Больше всего я опасалась реакции Тами, и та не подвела: едва завидев блеск кольца, она налетела, как ураган из Штормовых морей, и завалила вопросами. Ее стрекотание подняло на уши весь класс, и все бросились меня поздравлять, даже Марен, который якобы продолжал по мне сохнуть.

Все, кроме Кинна, которого, кажется, ничто не могло отвлечь от учебника. Конечно, ведь он уже поздравил меня тогда, в библиотеке.

Но за последующий месяц я заметила, что Кинн стал отворачиваться от моего взгляда, он скрывался из виду, если я шла в его направлении, а главное, больше ни разу не явился на наши еженедельные встречи в библиотеке.

Кинн однозначно странно себя вел. Нет, хуже. Он меня избегал.

Мне было неприятно признавать, как сильно меня задела эта мысль. Казалось, за долгие часы работы в библиотеке между нами установилось что-то вроде молчаливого взаимопонимания. Теперь же Кинн снова выставил между нами барьер, словно я была Тенью, от которой он хотел отгородиться.
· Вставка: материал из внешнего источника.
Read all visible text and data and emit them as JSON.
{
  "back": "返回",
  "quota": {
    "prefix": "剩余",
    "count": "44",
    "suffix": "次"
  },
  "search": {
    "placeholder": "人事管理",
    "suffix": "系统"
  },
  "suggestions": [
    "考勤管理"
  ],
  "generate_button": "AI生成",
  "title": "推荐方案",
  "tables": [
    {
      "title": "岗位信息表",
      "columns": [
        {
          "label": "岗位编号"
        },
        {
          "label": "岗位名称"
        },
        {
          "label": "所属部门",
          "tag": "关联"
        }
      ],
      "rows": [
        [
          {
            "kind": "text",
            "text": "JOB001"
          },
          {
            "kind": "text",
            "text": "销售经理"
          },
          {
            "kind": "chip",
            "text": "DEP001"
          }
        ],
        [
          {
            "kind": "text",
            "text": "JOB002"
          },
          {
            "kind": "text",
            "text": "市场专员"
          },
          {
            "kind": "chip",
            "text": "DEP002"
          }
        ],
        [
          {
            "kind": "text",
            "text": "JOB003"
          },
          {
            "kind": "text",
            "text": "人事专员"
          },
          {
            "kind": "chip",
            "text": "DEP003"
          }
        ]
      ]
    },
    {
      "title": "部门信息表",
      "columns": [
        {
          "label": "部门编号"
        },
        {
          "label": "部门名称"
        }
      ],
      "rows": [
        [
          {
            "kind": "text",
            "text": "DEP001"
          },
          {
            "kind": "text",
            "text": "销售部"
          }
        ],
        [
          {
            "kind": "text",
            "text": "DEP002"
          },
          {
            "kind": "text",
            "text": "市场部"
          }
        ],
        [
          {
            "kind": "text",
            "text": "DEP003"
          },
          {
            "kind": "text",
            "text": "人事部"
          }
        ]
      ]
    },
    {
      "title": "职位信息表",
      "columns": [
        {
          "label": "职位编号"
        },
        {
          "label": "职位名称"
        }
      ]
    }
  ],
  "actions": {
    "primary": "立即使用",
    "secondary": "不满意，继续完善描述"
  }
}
За неделю до свадьбы я решила поговорить с Кинном — о нашей работе над южными диалектами, которая с моей стороны зашла в тупик. Но едва я к нему направилась, Кинн прошел мимо меня к наставнице Флие и о чем-то ее спросил. Я нерешительно застыла, чувствуя разочарование, и тут Тами, прильнув к окну, взбудораженно спросила:

— Кто этот красавчик? На нем форма Академии камневидцев. Это чей-то брат?

Тами обступили заинтригованные приятельницы, и тут же послышались их восторженные охи и ахи. Я оглянулась на Кинна, погруженного в беседу с наставницей, и подошла к окну. Но, бросив взгляд вниз, будто окаменела.

Там, у ворот, на всеобщем обозрении стоял Хейрон.

Он ничуть не смущался вниманием, наоборот, кажется, был весьма доволен и расточал улыбки направо и налево. Когда девчонки во главе с Тами едва не вывалились из окна, чтобы получше его рассмотреть, Хейрон поднял глаза наверх. Еще миг — и он бы меня заметил.